- Supreme Court of the United States

Argued April 1, 2015 Decided May 18, 2015
- Full case name: Charles E. Harris, III, Petitioner v. Mary K. Viegelahn, Chapter 13 Trustee
- Docket no.: 14-400
- Citations: 575 U.S. 498 (more) 135 S. Ct. 1829; 191 L. Ed. 2d 783

Case history
- Prior: In re Harris, 491 B.R. 866 (W.D. Tex. 2013); reversed, 757 F.3d 468 (5th Cir. 2014); cert. granted, 135 S. Ct. 782 (2014).
- Subsequent: On remand, 608 F. App'x 252 (5th Cir. 2015)

Holding
- A debtor who converts to Chapter 7 bankruptcy is entitled to return of any post-petition wages not yet distributed by the Chapter 13 trustee.

Court membership
- Chief Justice John Roberts Associate Justices Antonin Scalia · Anthony Kennedy Clarence Thomas · Ruth Bader Ginsburg Stephen Breyer · Samuel Alito Sonia Sotomayor · Elena Kagan

Case opinion
- Majority: Ginsburg, joined by unanimous

= Harris v. Viegelahn =

Harris v. Viegelahn, 575 U.S. 498 (2015), was a United States Supreme Court case in which the Court clarified procedures for disposing wages after a debtor files for bankruptcy.
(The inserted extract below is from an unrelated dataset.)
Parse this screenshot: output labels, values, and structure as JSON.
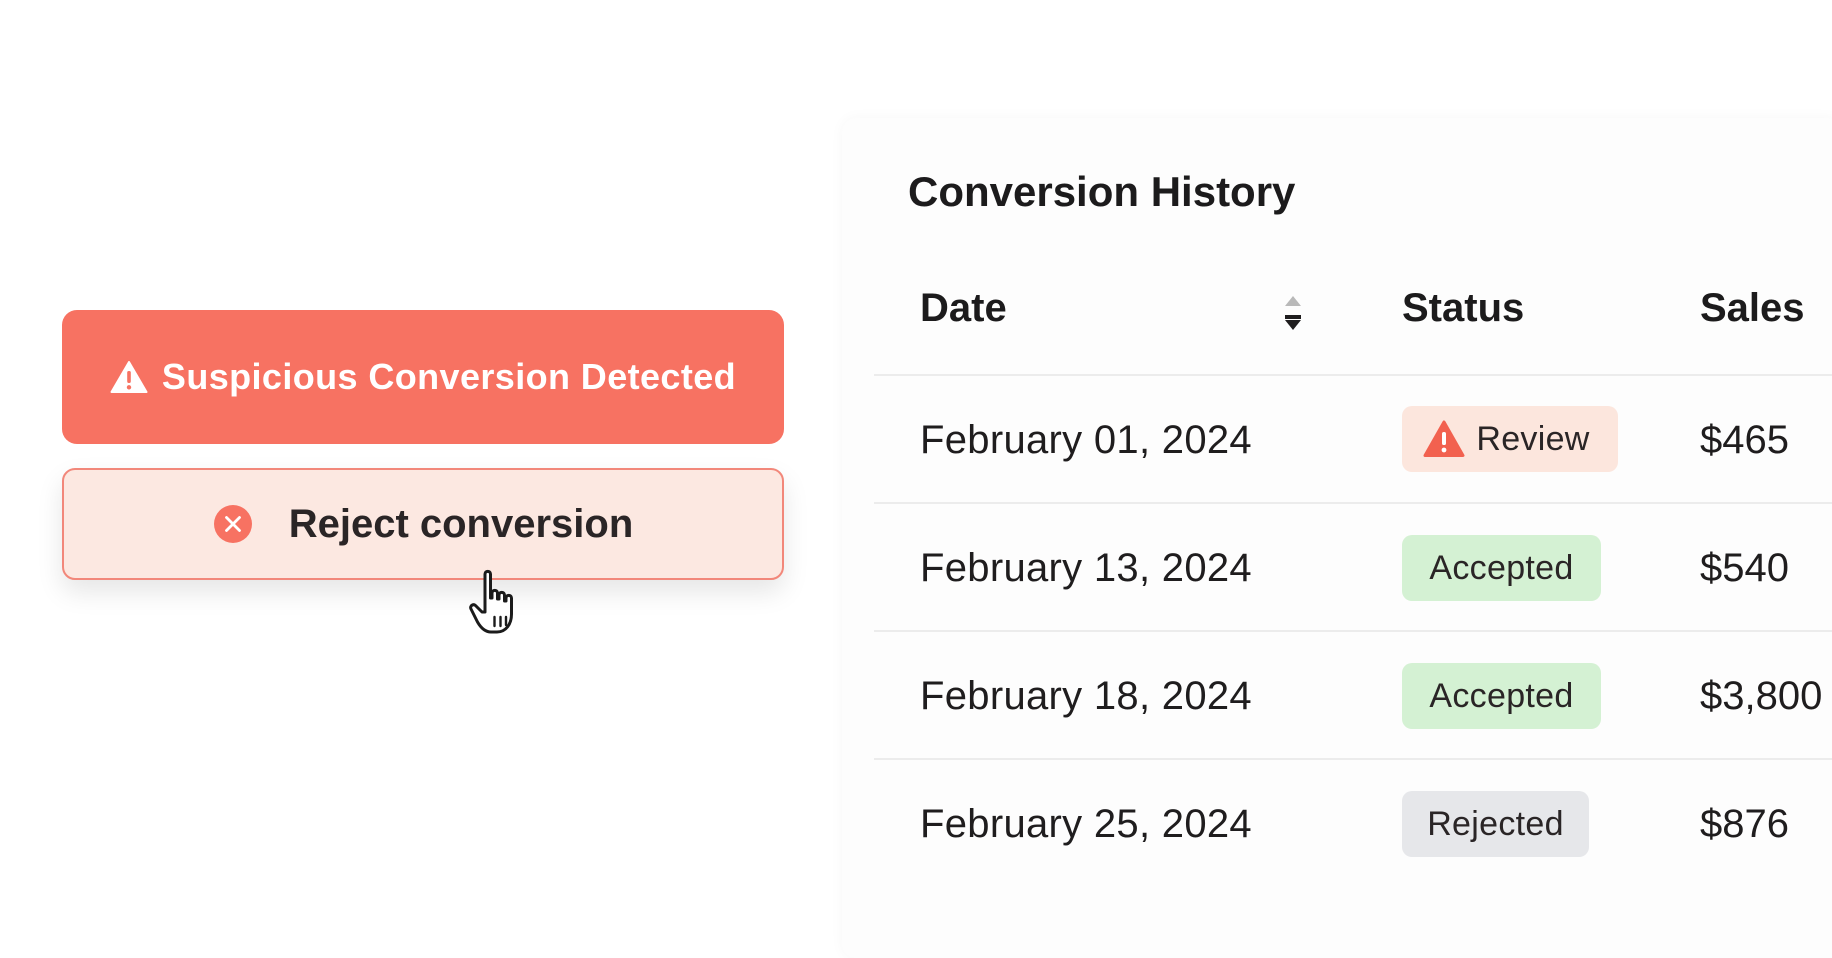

In a unanimous opinion written by Justice Ruth Bader Ginsburg, the Court held that if a debtor earns money after filing Chapter 13 bankruptcy proceedings, and converts to Chapter 7 bankruptcy before the money is sent to creditors, the debtor is permitted to keep those funds.

== Opinion of the Court ==
Associate Justice Ruth Bader Ginsburg authored the unanimous opinion of the Court, which reversed the opinion of the United States Court of Appeals for the Fifth Circuit and remanded the case to that court for further proceedings.